Majorelle Garden by Jacques Majorelle, Marrakech, Morocco
Nearly 100 years ago, French Orientalist painter Jacques Majorelle bought a large palm grove in Marrakech, where he later commissioned architect Paul Sinoir to build an Art Deco studio. The walls, appropriately enough, have been painted in an electric, patented “Majorelle Blue”. Over four decades, Majorelle has cultivated a lush garden on the property like a living work of art, complete with a sanctuary for endemic birds, a collection of rare plants from her travels around the world, and fountains and cacti in abundance. After the artist's death in 1962, Pierre Bergé and Yves Saint Laurent acquired and restored the site, opening a museum dedicated to Berber culture in Majorelle's former studio. Jardin Majorelle is now part of the Fondation Pierre Bergé – Yves Saint Laurent; next to the Musée Yves Saint Laurent Marrakech, the garden houses a memorial to the French couturier.

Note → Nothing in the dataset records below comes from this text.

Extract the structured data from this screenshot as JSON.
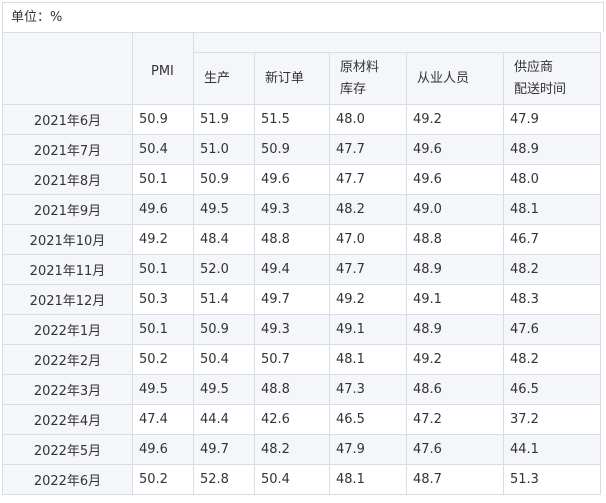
{
  "unit_label": "单位：%",
  "headers": {
    "pmi": "PMI",
    "production": "生产",
    "new_orders": "新订单",
    "raw_material_line1": "原材料",
    "raw_material_line2": "库存",
    "employment": "从业人员",
    "supplier_line1": "供应商",
    "supplier_line2": "配送时间"
  },
  "rows": [
    {
      "month": "2021年6月",
      "pmi": "50.9",
      "production": "51.9",
      "new_orders": "51.5",
      "raw_material": "48.0",
      "employment": "49.2",
      "supplier": "47.9"
    },
    {
      "month": "2021年7月",
      "pmi": "50.4",
      "production": "51.0",
      "new_orders": "50.9",
      "raw_material": "47.7",
      "employment": "49.6",
      "supplier": "48.9"
    },
    {
      "month": "2021年8月",
      "pmi": "50.1",
      "production": "50.9",
      "new_orders": "49.6",
      "raw_material": "47.7",
      "employment": "49.6",
      "supplier": "48.0"
    },
    {
      "month": "2021年9月",
      "pmi": "49.6",
      "production": "49.5",
      "new_orders": "49.3",
      "raw_material": "48.2",
      "employment": "49.0",
      "supplier": "48.1"
    },
    {
      "month": "2021年10月",
      "pmi": "49.2",
      "production": "48.4",
      "new_orders": "48.8",
      "raw_material": "47.0",
      "employment": "48.8",
      "supplier": "46.7"
    },
    {
      "month": "2021年11月",
      "pmi": "50.1",
      "production": "52.0",
      "new_orders": "49.4",
      "raw_material": "47.7",
      "employment": "48.9",
      "supplier": "48.2"
    },
    {
      "month": "2021年12月",
      "pmi": "50.3",
      "production": "51.4",
      "new_orders": "49.7",
      "raw_material": "49.2",
      "employment": "49.1",
      "supplier": "48.3"
    },
    {
      "month": "2022年1月",
      "pmi": "50.1",
      "production": "50.9",
      "new_orders": "49.3",
      "raw_material": "49.1",
      "employment": "48.9",
      "supplier": "47.6"
    },
    {
      "month": "2022年2月",
      "pmi": "50.2",
      "production": "50.4",
      "new_orders": "50.7",
      "raw_material": "48.1",
      "employment": "49.2",
      "supplier": "48.2"
    },
    {
      "month": "2022年3月",
      "pmi": "49.5",
      "production": "49.5",
      "new_orders": "48.8",
      "raw_material": "47.3",
      "employment": "48.6",
      "supplier": "46.5"
    },
    {
      "month": "2022年4月",
      "pmi": "47.4",
      "production": "44.4",
      "new_orders": "42.6",
      "raw_material": "46.5",
      "employment": "47.2",
      "supplier": "37.2"
    },
    {
      "month": "2022年5月",
      "pmi": "49.6",
      "production": "49.7",
      "new_orders": "48.2",
      "raw_material": "47.9",
      "employment": "47.6",
      "supplier": "44.1"
    },
    {
      "month": "2022年6月",
      "pmi": "50.2",
      "production": "52.8",
      "new_orders": "50.4",
      "raw_material": "48.1",
      "employment": "48.7",
      "supplier": "51.3"
    }
  ]
}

Gardens of Claude Monet in Giverny, France
AsClaude Monet he cultivated flower gardens, diverting a branch of the river Epte to create ponds where he sowed water lilies flanked by willows - the gardens, in turn, helped cultivate his creativity. It was here that the father of French impressionism was inspired to paint his famous “Water Lilies” series. Monet invited friends, including artists Auguste Rodin and Pierre-Auguste Renoir, as well as collector Kojiro Matsukata, to enjoy his show of flowers in constantnte change. The gardens reopen for the season on April 1st, with a pink explosion of crab apples and cherry blossoms.
Blue House ofFrida Kahlo, Mexico City, Mexico
For most of his life, Frida Kahlo lived in his house and studio in Mexico City, known as Casa Azul, due to the color of its walls. This building is made even more impressive by the greenery outside - a shaded oasis of prickly pear cacti palm trees, cane lilies and colorful indigenous Mexican plants thatFrida Kahlo cared for, inspiring his works of art as well as his bougainvillea wreaths. archive pictures showFrida Kahlo relaxing in the garden, surrounded by native flora and fauna (monkeys and pet parrots; orange and pomegranate trees).